In the nearly five years since the Obama recovery started — just months into Obama's first term — real gross domestic product has increased only 10.2%. That's less than half the average growth rate for every other economic recovery since World War II, and almost a third less than the pace set during the Reagan recovery.

Looked at in dollar terms, if the Obama recovery had merely been average, GDP today would be $1.6 trillion bigger than it is. If growth had kept pace with the Reagan recovery, GDP would be $2.2 trillion bigger.

The picture is equally dismal on jobs. Obama says more than 8 million have been created since early 2010 — when employment hit rock bottom — but he fails to note that the working-age population climbed almost exactly that amount since then, which is why the worker-to-population ratio remains stuck at three-decade lows.
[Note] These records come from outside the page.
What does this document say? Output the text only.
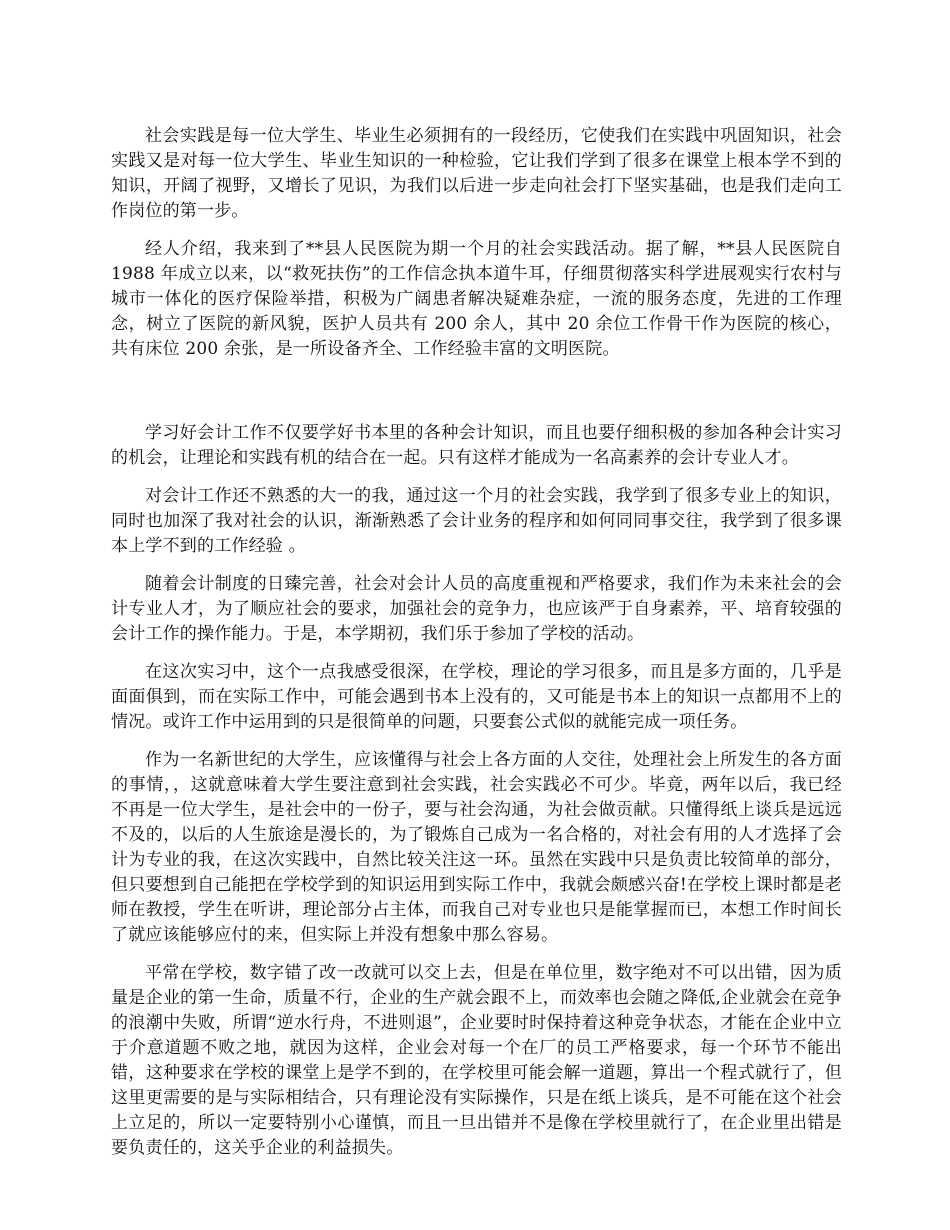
社会实践是每一位大学生、毕业生必须拥有的一段经历，它使我们在实践中巩固知识，社会实践又是对每一位大学生、毕业生知识的一种检验，它让我们学到了很多在课堂上根本学不到的知识，开阔了视野，又增长了见识，为我们以后进一步走向社会打下坚实基础，也是我们走向工作岗位的第一步。

经人介绍，我来到了**县人民医院为期一个月的社会实践活动。据了解，**县人民医院自 1988 年成立以来，以“救死扶伤”的工作信念执本道牛耳，仔细贯彻落实科学进展观实行农村与城市一体化的医疗保险举措，积极为广阔患者解决疑难杂症，一流的服务态度，先进的工作理念，树立了医院的新风貌，医护人员共有 200 余人，其中 20 余位工作骨干作为医院的核心，共有床位 200 余张，是一所设备齐全、工作经验丰富的文明医院。

学习好会计工作不仅要学好书本里的各种会计知识，而且也要仔细积极的参加各种会计实习的机会，让理论和实践有机的结合在一起。只有这样才能成为一名高素养的会计专业人才。

对会计工作还不熟悉的大一的我，通过这一个月的社会实践，我学到了很多专业上的知识，同时也加深了我对社会的认识，渐渐熟悉了会计业务的程序和如何同同事交往，我学到了很多课本上学不到的工作经验 。

随着会计制度的日臻完善，社会对会计人员的高度重视和严格要求，我们作为未来社会的会计专业人才，为了顺应社会的要求，加强社会的竞争力，也应该严于自身素养，平、培育较强的会计工作的操作能力。于是，本学期初，我们乐于参加了学校的活动。

在这次实习中，这个一点我感受很深，在学校，理论的学习很多，而且是多方面的，几乎是面面俱到，而在实际工作中，可能会遇到书本上没有的，又可能是书本上的知识一点都用不上的情况。或许工作中运用到的只是很简单的问题，只要套公式似的就能完成一项任务。

作为一名新世纪的大学生，应该懂得与社会上各方面的人交往，处理社会上所发生的各方面的事情，，这就意味着大学生要注意到社会实践，社会实践必不可少。毕竟，两年以后，我已经不再是一位大学生，是社会中的一份子，要与社会沟通，为社会做贡献。只懂得纸上谈兵是远远不及的，以后的人生旅途是漫长的，为了锻炼自己成为一名合格的，对社会有用的人才选择了会计为专业的我，在这次实践中，自然比较关注这一环。虽然在实践中只是负责比较简单的部分，但只要想到自己能把在学校学到的知识运用到实际工作中，我就会颇感兴奋!在学校上课时都是老师在教授，学生在听讲，理论部分占主体，而我自己对专业也只是能掌握而已，本想工作时间长了就应该能够应付的来，但实际上并没有想象中那么容易。

平常在学校，数字错了改一改就可以交上去，但是在单位里，数字绝对不可以出错，因为质量是企业的第一生命，质量不行，企业的生产就会跟不上，而效率也会随之降低,企业就会在竞争的浪潮中失败，所谓“逆水行舟，不进则退”，企业要时时保持着这种竞争状态，才能在企业中立于介意道题不败之地，就因为这样，企业会对每一个在厂的员工严格要求，每一个环节不能出错，这种要求在学校的课堂上是学不到的，在学校里可能会解一道题，算出一个程式就行了，但这里更需要的是与实际相结合，只有理论没有实际操作，只是在纸上谈兵，是不可能在这个社会上立足的，所以一定要特别小心谨慎，而且一旦出错并不是像在学校里就行了，在企业里出错是要负责任的，这关乎企业的利益损失。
If the job market under Obama had kept pace with the average postwar recovery, 7.8 million more people would have jobs today. Had it kept pace with the Reagan recovery, 13.7 million more Americans would be gainfully employed.

Even George W. Bush has a better record on jobs than Obama, when you compare apples to apples. By this point in the Bush recovery, unemployment was down to 5%; today, it's 6.3%.

That's still being unfair to Bush, given that millions dropped out of the labor force under Obama, and so aren't counted as unemployed. If you control for this, the jobless rate under Obama today would be 10.9%.

Prosperity may indeed be around the corner. But that corner isn't likely to arrive until after we get a new economic leadership team in place.